Since 1998, the Institute of Medicine has issued eight exhaustive volumes of DRIs that offer quantitative estimates of nutrient intakes to be used for planning and assessing diets applicable to healthy individuals in the United States and Canada. Now, for the first time, all eight volumes are summarized in one easy-to-use reference volume, Dietary Reference Intakes: The Essential Reference for Dietary Planning and Assessment. Organized by nutrient for ready use, this popular reference volume reviews the function of each nutrient in the human body, food sources, usual dietary intakes, and effects of deficiencies and excessive intakes. For each nutrient of food component, information includes:

  • Estimated average requirement and its standard deviation by age and gender.
  • Recommended dietary allowance, based on the estimated average requirement and deviation.
  • Adequate intake level, where a recommended dietary allowance cannot be based on an estimated average requirement.
  • Tolerable upper intake levels above which risk of toxicity would increase.
  • Along with dietary reference values for the intakes of nutrients by Americans and Canadians, this book presents recommendations for health maintenance and the reduction of chronic disease risk.

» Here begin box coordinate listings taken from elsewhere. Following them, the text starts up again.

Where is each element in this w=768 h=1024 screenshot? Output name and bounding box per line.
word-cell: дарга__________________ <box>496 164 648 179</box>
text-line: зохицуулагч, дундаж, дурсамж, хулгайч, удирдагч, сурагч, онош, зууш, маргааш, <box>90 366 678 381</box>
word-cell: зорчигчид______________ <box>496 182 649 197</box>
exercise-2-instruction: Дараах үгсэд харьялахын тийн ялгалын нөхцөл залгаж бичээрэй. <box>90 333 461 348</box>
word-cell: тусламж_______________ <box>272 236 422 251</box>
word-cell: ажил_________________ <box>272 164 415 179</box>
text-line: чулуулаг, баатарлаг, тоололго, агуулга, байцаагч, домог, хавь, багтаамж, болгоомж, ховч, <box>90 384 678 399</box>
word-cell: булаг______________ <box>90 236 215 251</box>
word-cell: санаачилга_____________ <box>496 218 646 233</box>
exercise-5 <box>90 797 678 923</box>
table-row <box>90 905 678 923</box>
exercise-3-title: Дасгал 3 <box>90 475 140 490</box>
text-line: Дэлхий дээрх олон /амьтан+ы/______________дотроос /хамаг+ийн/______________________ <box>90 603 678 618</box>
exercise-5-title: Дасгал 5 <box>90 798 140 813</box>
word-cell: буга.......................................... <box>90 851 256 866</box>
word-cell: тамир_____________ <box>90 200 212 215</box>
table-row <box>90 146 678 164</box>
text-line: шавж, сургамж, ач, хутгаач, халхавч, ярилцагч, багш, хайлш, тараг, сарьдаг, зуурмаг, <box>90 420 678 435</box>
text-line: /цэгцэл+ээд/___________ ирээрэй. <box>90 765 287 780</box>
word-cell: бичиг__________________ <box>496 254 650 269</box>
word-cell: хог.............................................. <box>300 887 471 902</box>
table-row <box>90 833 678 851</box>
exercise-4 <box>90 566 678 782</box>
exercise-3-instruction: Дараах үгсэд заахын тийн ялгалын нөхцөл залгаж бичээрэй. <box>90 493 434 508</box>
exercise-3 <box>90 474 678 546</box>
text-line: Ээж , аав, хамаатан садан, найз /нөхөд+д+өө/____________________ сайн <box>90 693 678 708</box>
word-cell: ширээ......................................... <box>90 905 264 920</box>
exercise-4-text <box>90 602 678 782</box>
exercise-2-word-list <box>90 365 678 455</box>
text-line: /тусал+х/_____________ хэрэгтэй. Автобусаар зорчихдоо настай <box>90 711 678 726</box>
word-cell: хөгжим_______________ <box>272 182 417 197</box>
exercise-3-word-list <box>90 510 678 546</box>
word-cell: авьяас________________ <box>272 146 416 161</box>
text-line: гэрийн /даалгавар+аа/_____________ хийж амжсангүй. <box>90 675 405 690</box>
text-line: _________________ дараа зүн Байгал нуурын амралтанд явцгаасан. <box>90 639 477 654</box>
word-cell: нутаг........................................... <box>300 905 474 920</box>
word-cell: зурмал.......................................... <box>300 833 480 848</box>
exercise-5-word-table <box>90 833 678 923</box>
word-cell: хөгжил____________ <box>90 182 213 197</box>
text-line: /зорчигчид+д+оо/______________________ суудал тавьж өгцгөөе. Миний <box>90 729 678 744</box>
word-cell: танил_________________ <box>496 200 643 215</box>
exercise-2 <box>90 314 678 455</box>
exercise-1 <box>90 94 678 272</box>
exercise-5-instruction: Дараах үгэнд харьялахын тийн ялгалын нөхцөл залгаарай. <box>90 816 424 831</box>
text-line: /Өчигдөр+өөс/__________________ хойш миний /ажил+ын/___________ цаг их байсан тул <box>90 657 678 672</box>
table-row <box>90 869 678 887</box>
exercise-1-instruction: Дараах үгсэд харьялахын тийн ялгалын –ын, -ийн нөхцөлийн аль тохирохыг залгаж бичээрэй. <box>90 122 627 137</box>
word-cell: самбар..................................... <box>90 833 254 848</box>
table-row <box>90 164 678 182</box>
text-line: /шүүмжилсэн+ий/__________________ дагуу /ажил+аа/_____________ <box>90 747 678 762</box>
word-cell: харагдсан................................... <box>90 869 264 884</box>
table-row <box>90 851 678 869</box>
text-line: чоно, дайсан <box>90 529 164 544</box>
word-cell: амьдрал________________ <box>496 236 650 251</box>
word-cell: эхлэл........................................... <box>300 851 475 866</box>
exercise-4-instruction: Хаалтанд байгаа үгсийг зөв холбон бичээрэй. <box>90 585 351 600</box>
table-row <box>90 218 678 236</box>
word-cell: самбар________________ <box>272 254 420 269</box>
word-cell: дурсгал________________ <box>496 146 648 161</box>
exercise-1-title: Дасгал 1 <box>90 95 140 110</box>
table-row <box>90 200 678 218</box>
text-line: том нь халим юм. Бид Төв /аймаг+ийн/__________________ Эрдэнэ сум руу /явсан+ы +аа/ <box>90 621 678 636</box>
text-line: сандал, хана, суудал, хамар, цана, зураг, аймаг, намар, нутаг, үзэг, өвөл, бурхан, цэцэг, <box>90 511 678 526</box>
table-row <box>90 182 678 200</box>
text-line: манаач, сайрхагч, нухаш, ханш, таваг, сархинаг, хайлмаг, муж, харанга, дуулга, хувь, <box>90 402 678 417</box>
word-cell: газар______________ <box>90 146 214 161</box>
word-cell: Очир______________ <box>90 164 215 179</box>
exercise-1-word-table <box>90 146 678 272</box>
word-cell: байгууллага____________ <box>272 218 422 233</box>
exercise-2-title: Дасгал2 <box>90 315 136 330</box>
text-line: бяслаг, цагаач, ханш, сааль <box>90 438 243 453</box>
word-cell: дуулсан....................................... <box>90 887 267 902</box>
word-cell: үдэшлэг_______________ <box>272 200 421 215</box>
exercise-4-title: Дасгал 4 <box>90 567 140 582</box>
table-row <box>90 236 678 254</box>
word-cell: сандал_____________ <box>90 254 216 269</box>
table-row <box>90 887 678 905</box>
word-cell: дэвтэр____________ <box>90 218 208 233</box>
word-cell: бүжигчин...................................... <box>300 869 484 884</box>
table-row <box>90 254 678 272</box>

Also included is a "Summary Table of Dietary Reference Intakes," an updated practical summary of the recommendations. In addition, Dietary Reference Intakes: The Essential Reference for Dietary Planning and Assessment provides information about:

  • Guiding principles for nutrition labeling and fortification
  • Applications in dietary planning
  • Proposed definition of dietary fiber
  • A risk assessment model for establishing upper intake levels for nutrients
  • Proposed definition and plan for review of dietary antioxidants and related compounds

Dietitians, community nutritionists, nutrition educators, nutritionists working in government agencies, and nutrition students at the postsecondary level, as well as other health professionals, will find Dietary Reference Intakes: The Essential Reference for Dietary Planning and Assessment an invaluable resource.